Just before the run and leap Iktomi put in: "Let the winner have the deer to eat!"
It was too late now to say no. Patkasa was more afraid of being called a coward than of losing the deer. "Ho-wo," he replied, still working his short arms. At length he started off on the run. So quick and small were his steps that he seemed to be kicking the ground only. Then the leap! But Patkasa tripped upon a stick and fell hard against the side of the deer.
"He-he-he!" exclaimed Iktomi, pretending disappointment that his friend had fallen.
Lifting him to his feet, he said: "Now it is my turn to try the high jump!" Hardly was the last word spoken than Iktomi gave a leap high above the deer.
"The game is mine!" laughed he, patting the sullen Patkasa on the back. "My friend, watch the deer while I go to bring my children," said Iktomi, darting lightly through the tall grass.
Patkasa was always ready to believe the words of scheming people and to do the little favors any one asked of him. However, on this occasion, he did not answer "Yes, my friend." He realized that Iktomi's flattering tongue had made him foolish.
He turned up his nose at Iktomi, now almost out of sight, as much as to say: "Oh, no, Ikto; I do not hear your words!"
Soon there came a murmur of voices. The sound of laughter grew louder and louder. All of a sudden it became hushed. Old Iktomi led his young Iktomi brood to the place where he had left the turtle, but it was vacant. Nowhere was there any sign of Patkasa or the deer. Then the babes did howl!
"Be still!" said father Iktomi to his children. "I know where Patkasa lives. Follow me. I shall take you to the turtle's dwelling." He ran along a narrow footpath toward the creek near by. Close upon his heels came his children with tear-streaked faces.
"There!" said Iktomi in a loud whisper as he gathered his little ones on the bank. "There is Patkasa broiling venison! There is his teepee, and the savory fire is in his front yard!"

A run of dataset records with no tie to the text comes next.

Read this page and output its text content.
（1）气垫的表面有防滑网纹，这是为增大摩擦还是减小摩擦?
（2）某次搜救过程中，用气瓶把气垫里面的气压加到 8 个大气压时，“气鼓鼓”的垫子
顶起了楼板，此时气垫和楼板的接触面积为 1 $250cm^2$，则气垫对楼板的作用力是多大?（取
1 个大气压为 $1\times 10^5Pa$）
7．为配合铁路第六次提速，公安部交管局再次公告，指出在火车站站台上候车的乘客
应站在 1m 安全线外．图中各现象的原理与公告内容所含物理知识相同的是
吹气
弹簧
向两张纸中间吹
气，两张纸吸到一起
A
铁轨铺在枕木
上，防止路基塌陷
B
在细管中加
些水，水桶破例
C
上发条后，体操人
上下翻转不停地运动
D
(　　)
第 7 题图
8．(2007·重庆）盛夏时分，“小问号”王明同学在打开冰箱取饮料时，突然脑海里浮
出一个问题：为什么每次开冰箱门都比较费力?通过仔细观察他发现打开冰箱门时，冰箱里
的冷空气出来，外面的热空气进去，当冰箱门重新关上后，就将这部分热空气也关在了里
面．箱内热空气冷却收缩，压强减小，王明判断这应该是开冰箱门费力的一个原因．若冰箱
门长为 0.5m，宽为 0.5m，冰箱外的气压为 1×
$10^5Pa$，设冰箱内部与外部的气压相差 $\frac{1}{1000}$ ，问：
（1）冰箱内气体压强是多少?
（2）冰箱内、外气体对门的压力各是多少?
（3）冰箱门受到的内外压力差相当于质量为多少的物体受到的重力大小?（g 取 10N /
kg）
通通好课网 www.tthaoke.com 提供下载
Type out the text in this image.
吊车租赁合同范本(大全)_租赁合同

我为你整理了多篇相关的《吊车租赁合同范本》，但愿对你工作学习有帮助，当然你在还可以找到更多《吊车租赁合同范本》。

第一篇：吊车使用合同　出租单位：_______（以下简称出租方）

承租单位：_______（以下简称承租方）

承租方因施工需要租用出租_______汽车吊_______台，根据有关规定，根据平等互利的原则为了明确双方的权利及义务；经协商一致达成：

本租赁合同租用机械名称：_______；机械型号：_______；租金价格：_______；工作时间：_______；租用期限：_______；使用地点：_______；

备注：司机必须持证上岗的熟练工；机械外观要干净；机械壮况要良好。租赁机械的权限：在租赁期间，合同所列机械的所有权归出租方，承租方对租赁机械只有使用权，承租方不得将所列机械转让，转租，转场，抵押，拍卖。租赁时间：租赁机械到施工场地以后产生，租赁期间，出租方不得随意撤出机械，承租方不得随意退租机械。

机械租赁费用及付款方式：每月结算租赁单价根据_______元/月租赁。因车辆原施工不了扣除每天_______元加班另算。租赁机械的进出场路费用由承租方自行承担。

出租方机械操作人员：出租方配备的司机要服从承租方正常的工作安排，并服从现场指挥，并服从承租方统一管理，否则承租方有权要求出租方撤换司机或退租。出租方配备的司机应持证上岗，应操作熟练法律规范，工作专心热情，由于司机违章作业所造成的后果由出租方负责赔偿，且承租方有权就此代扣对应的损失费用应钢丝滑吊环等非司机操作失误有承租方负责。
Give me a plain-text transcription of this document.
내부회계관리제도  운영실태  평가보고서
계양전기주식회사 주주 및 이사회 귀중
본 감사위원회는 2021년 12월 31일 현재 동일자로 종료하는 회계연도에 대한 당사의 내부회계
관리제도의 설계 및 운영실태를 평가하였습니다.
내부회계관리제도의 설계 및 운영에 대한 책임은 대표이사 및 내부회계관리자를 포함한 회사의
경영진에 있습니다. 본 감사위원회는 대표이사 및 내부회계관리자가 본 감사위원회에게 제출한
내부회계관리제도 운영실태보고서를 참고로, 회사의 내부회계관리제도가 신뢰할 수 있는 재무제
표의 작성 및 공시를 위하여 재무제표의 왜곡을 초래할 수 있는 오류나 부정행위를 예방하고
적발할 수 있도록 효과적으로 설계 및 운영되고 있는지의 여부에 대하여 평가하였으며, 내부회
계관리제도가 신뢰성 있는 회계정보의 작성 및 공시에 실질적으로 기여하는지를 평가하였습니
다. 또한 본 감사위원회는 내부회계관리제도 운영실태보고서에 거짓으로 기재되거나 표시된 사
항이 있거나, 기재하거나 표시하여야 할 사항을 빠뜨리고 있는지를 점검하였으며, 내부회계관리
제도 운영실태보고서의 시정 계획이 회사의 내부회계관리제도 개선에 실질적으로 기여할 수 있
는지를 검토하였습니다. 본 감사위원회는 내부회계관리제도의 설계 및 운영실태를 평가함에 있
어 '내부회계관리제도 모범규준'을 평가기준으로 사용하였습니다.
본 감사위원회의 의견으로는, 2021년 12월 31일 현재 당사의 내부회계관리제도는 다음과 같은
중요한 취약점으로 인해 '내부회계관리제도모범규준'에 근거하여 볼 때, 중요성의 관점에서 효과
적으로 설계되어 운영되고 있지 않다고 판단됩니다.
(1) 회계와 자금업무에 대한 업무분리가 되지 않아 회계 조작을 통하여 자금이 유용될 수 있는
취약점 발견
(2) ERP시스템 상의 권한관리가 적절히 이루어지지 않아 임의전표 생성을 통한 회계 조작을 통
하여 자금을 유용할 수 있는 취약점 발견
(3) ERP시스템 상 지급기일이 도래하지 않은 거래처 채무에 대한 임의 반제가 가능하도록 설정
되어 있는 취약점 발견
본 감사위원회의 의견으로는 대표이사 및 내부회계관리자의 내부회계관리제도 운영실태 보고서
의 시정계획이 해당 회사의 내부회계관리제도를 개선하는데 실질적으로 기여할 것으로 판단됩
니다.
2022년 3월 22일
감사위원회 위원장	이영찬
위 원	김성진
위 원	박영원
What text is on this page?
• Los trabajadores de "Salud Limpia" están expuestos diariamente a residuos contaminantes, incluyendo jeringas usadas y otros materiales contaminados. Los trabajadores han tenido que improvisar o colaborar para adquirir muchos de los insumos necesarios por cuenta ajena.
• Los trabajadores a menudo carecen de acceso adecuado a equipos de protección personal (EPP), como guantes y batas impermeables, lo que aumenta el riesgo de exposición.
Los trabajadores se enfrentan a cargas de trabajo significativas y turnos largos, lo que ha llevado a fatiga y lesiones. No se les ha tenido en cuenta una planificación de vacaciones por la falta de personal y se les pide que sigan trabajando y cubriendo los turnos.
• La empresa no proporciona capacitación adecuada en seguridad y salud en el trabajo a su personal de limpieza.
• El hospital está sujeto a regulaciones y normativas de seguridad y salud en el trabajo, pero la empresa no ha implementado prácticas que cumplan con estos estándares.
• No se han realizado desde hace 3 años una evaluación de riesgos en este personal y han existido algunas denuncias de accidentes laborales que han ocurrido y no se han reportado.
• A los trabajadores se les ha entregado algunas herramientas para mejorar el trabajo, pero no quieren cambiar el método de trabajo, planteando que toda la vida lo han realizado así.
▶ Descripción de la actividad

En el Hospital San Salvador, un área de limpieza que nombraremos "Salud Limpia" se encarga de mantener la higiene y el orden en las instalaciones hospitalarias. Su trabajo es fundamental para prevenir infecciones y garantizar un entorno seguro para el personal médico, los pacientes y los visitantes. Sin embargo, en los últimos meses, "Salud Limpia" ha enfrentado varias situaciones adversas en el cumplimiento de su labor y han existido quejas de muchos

The young Iktomis stretched their necks and rolled their round black eyes like newly hatched birds. They peered into the water.
"Now, I will cool Patkasa's fire. I shall bring you the broiled venison. Watch closely. When you see the black coals rise to the surface of the water, clap your hands and shout aloud, for soon after that sign I shall return to you with some tender meat."
Thus saying Iktomi plunged into the creek. Splash! splash! the water leaped upward into spray. Scarcely had it become leveled and smooth than there bubbled up many black spots. The creek was seething with the dancing of round black things.
"The cooled fire! The coals!" laughed the brood of Iktomis. Clapping together their little hands, they chased one another along the edge of the creek. They shouted and hooted with great glee.
"Ahas!" said a gruff voice across the water. It was Patkasa. In a large willow tree leaning far over the water he sat upon a large limb. On the very same branch was a bright burning fire over which Patkasa broiled the venison. By this time the water was calm again. No more danced those black spots on its surface, for they were the toes of old Iktomi. He was drowned.
The Iktomi children hurried away from the creek, crying and calling for their water-dead father.